Dark and bitter; use 1/3 cup molasses per cup turbinado plus extra sugar to balance sweetness
Molasses at 0.75 cup is a liquid — cut buttermilk by 3 tablespoons or batter slumps in the tin. Skip the 15-minute rest (molasses hydrates the dry goods on contact) and go straight to the #16 disher scoop. The tender dome browns harder; drop oven to 390°F after the first 6 minutes to protect the streusel top.
Coarse raw sugar; similar molasses depth, grinds well for cookie and crumble toppings
Liquid sweetener; use 3/4 cup honey per cup turbinado, reduce other liquids by 3 tbsp
Honey at 0.75 cup per cup brings 17% water — drop buttermilk by 4 tablespoons and add 1/4 teaspoon baking soda per cup for its pH 3.9. Fold no more than 10 times (honey makes gluten tighten faster), scoop into paper cup liners, and bake at 400°F for 15 minutes, not 20 — the fructose browns 5°F lower than turbinado.

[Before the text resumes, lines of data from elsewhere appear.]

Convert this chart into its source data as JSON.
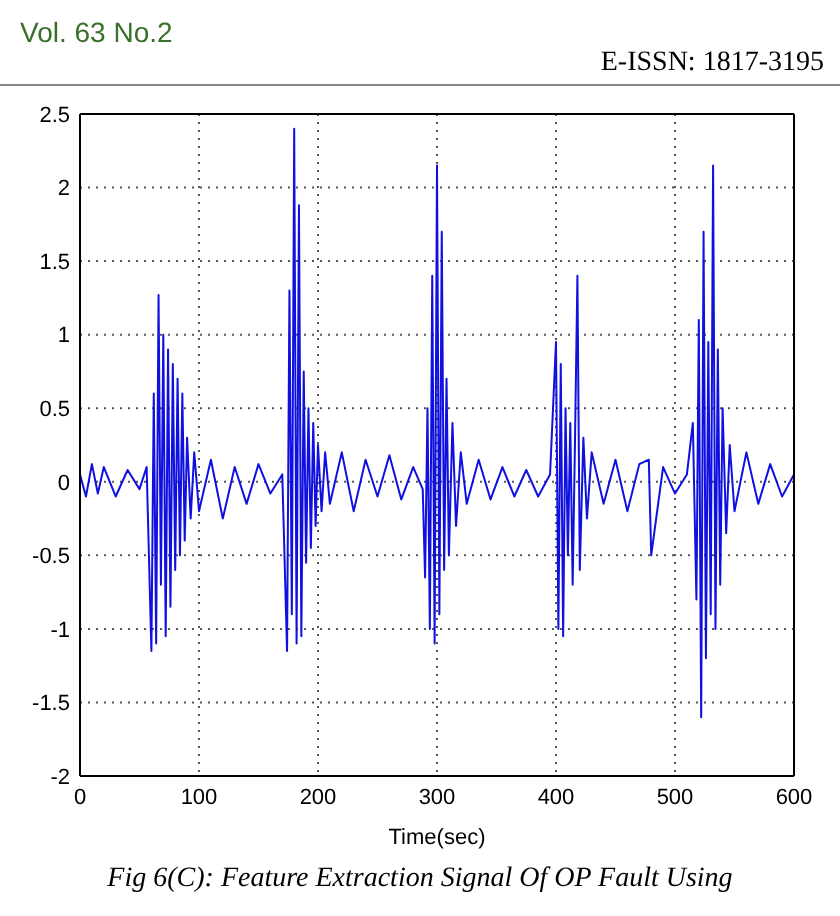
{
  "chart_data": {
    "type": "line",
    "xlabel": "Time(sec)",
    "annotations": [
      "Vol. 63 No.2",
      "E-ISSN: 1817-3195",
      "Fig 6(C): Feature Extraction Signal Of OP Fault Using"
    ],
    "x": [
      0,
      5,
      10,
      15,
      20,
      30,
      40,
      50,
      56,
      60,
      62,
      64,
      66,
      68,
      70,
      72,
      74,
      76,
      78,
      80,
      82,
      84,
      86,
      88,
      90,
      93,
      96,
      100,
      110,
      120,
      130,
      140,
      150,
      160,
      170,
      174,
      176,
      178,
      180,
      182,
      184,
      186,
      188,
      190,
      192,
      194,
      196,
      198,
      200,
      203,
      206,
      210,
      220,
      230,
      240,
      250,
      260,
      270,
      280,
      288,
      290,
      292,
      294,
      296,
      298,
      300,
      302,
      304,
      306,
      308,
      310,
      313,
      316,
      320,
      325,
      335,
      345,
      355,
      365,
      375,
      385,
      395,
      400,
      402,
      404,
      406,
      408,
      410,
      412,
      414,
      416,
      418,
      420,
      423,
      426,
      430,
      440,
      450,
      460,
      470,
      478,
      480,
      490,
      500,
      510,
      515,
      518,
      520,
      522,
      524,
      526,
      528,
      530,
      532,
      534,
      536,
      538,
      540,
      543,
      546,
      550,
      560,
      570,
      580,
      590,
      600
    ],
    "series": [
      {
        "color": "#1010e0",
        "values": [
          0.05,
          -0.1,
          0.12,
          -0.08,
          0.1,
          -0.1,
          0.08,
          -0.05,
          0.1,
          -1.15,
          0.6,
          -1.1,
          1.27,
          -0.7,
          1.0,
          -1.05,
          0.9,
          -0.85,
          0.8,
          -0.6,
          0.7,
          -0.5,
          0.6,
          -0.4,
          0.3,
          -0.25,
          0.2,
          -0.2,
          0.15,
          -0.25,
          0.1,
          -0.15,
          0.12,
          -0.08,
          0.05,
          -1.15,
          1.3,
          -0.9,
          2.4,
          -1.1,
          1.88,
          -1.05,
          0.75,
          -0.55,
          0.5,
          -0.45,
          0.4,
          -0.3,
          0.25,
          -0.2,
          0.2,
          -0.15,
          0.2,
          -0.2,
          0.15,
          -0.1,
          0.18,
          -0.12,
          0.1,
          -0.05,
          -0.65,
          0.5,
          -1.0,
          1.4,
          -1.1,
          2.15,
          -0.9,
          1.7,
          -0.6,
          0.7,
          -0.5,
          0.4,
          -0.3,
          0.2,
          -0.15,
          0.15,
          -0.12,
          0.1,
          -0.1,
          0.08,
          -0.1,
          0.05,
          0.95,
          -1.0,
          0.8,
          -1.05,
          0.5,
          -0.5,
          0.4,
          -0.7,
          0.3,
          1.4,
          -0.6,
          0.3,
          -0.25,
          0.2,
          -0.15,
          0.15,
          -0.2,
          0.12,
          0.15,
          -0.5,
          0.1,
          -0.08,
          0.05,
          0.4,
          -0.8,
          1.1,
          -1.6,
          1.7,
          -1.2,
          0.95,
          -0.9,
          2.15,
          -1.0,
          0.9,
          -0.7,
          0.5,
          -0.35,
          0.25,
          -0.2,
          0.2,
          -0.15,
          0.12,
          -0.1,
          0.05
        ]
      }
    ],
    "xlim": [
      0,
      600
    ],
    "xticks": [
      0,
      100,
      200,
      300,
      400,
      500,
      600
    ],
    "ylim": [
      -2,
      2.5
    ],
    "yticks": [
      -2,
      -1.5,
      -1,
      -0.5,
      0,
      0.5,
      1,
      1.5,
      2,
      2.5
    ],
    "grid": true,
    "marker": "none",
    "line_style": "solid"
  }
}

Coarse crystals; use same amount but expect slight molasses flavor and crunch if unmelted
Very fine and clumps easily; use 1 3/4 cups per cup turbinado, best for frostings only
Turbinado's coarse crystals are a gift to muffin tops — sprinkled 1/2 teaspoon per tin right before the bake, they hold their shape through 400°F heat and give the dome a sparkling, crunchy streusel-like crown that granulated simply melts flat. Inside the batter, however, turbinado needs a 15-minute rest after mixing so the crystals draw moisture and partially dissolve; skip this rest and you bake muffins with gritty pockets.
Unlike cake, which tolerates long mixing to distribute sugar, muffins punish any extra strokes — overmix past 12 folds and the gluten tightens into rubbery tunnels. Use paper cup liners rather than greased tins because turbinado's molasses fraction sticks more aggressively than white sugar.

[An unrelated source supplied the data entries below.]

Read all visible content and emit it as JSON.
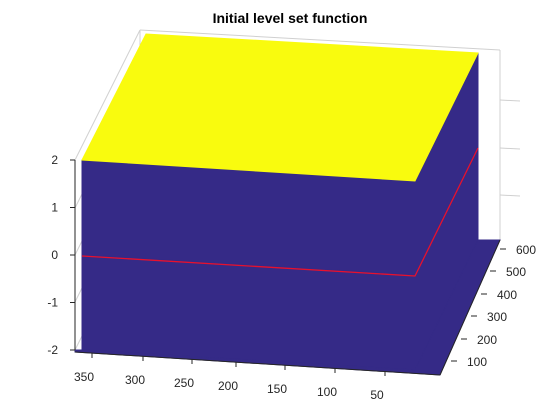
{
  "chart_data": {
    "type": "surface3d",
    "title": "Initial level set function",
    "xlabel": "",
    "ylabel": "",
    "zlabel": "",
    "x_ticks": [
      "350",
      "300",
      "250",
      "200",
      "150",
      "100",
      "50"
    ],
    "y_ticks": [
      "100",
      "200",
      "300",
      "400",
      "500",
      "600"
    ],
    "z_ticks": [
      "2",
      "1",
      "0",
      "-1",
      "-2"
    ],
    "zlim": [
      -2,
      2
    ],
    "surface_levels": {
      "top": 2,
      "bottom": -2
    },
    "zero_contour_level": 0,
    "grid": true,
    "colors": {
      "top_face": "#f9fb0e",
      "side_face": "#352a87",
      "contour": "#e8112d",
      "box_lines": "#d0d0d0",
      "axis": "#262626"
    }
  }
}
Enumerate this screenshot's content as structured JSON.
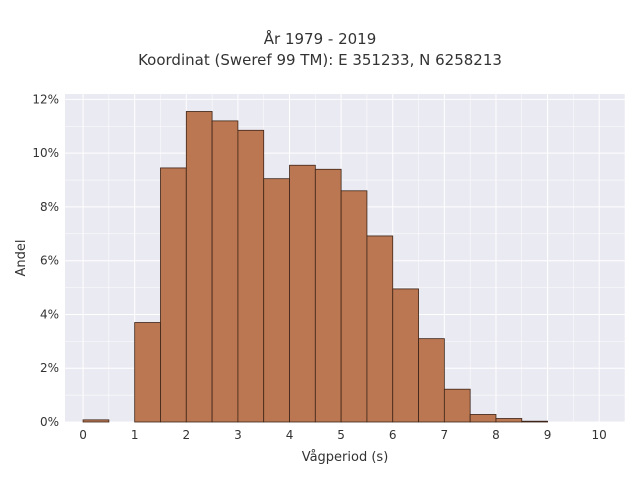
{
  "chart_data": {
    "type": "bar",
    "title_lines": [
      "År 1979 - 2019",
      "Koordinat (Sweref 99 TM): E 351233, N 6258213"
    ],
    "xlabel": "Vågperiod (s)",
    "ylabel": "Andel",
    "bin_width": 0.5,
    "x": [
      0,
      0.5,
      1,
      1.5,
      2,
      2.5,
      3,
      3.5,
      4,
      4.5,
      5,
      5.5,
      6,
      6.5,
      7,
      7.5,
      8,
      8.5,
      9,
      9.5
    ],
    "values": [
      0.08,
      0.0,
      3.7,
      9.45,
      11.55,
      11.2,
      10.85,
      9.05,
      9.55,
      9.4,
      8.6,
      6.92,
      4.95,
      3.1,
      1.22,
      0.28,
      0.13,
      0.03,
      0.0,
      0.0
    ],
    "xlim": [
      -0.35,
      10.5
    ],
    "ylim": [
      0,
      12.2
    ],
    "xticks": [
      0,
      1,
      2,
      3,
      4,
      5,
      6,
      7,
      8,
      9,
      10
    ],
    "yticks": [
      0,
      2,
      4,
      6,
      8,
      10,
      12
    ],
    "ytick_labels": [
      "0%",
      "2%",
      "4%",
      "6%",
      "8%",
      "10%",
      "12%"
    ],
    "grid": true,
    "colors": {
      "bar_fill": "#bb7751",
      "bar_stroke": "#3d2418",
      "plot_bg": "#eaeaf2",
      "grid": "#ffffff",
      "text": "#333333"
    }
  }
}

Scoop batter with a #16 disher into the liners (fills them 3/4) and bake at 400°F for the first 8 minutes to set the dome, then drop to 375°F for 12 more to finish the rise without burning the turbinado crust on top. The tender crumb should pull away from the liner cleanly when cooled.

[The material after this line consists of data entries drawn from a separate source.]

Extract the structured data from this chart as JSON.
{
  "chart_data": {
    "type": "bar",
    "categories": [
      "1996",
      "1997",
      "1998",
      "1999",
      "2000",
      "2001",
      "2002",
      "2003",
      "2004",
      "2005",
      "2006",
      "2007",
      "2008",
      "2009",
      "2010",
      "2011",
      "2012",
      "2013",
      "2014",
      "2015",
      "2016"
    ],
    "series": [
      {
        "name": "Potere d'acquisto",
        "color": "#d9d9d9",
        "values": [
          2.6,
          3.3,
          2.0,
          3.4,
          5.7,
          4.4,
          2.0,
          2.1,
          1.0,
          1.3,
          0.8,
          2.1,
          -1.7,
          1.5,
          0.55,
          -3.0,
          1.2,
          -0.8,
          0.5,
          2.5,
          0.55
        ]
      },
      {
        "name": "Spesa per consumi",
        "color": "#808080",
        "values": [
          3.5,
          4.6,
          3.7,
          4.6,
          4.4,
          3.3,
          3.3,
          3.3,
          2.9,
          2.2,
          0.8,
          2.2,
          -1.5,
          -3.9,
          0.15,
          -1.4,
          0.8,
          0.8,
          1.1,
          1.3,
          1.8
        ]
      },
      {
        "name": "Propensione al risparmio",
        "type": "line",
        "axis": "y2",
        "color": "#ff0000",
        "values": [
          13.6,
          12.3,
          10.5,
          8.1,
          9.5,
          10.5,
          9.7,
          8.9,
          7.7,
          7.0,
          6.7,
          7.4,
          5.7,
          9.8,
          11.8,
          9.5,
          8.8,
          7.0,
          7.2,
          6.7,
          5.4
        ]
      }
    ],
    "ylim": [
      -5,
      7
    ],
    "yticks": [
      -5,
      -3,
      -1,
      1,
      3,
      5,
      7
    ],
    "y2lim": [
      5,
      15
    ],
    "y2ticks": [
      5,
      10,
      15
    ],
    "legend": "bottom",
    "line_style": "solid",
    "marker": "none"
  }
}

Don't overmix past 12 folds — turbinado's coarse grain tempts longer stirring, but the gluten tightens into rubbery tunnels under those dramatic domes.
Rest batter 15 minutes after mixing so crystals partially hydrate; skipping the rest leaves gritty pockets in the tender moist crumb when baked.
Use paper cup liners, not greased tins — turbinado molasses welds the batter to bare metal and tears the tops when you try to lift the muffins out.
Scoop with a #16 disher to fill liners 3/4 full; overfilled tins domed too high and turbinado streusel slides off the over-risen top into the pan.
Drop oven from 400°F to 375°F after 8 minutes or the top streusel scorches before the center rise completes — you'll see black spots on the dome.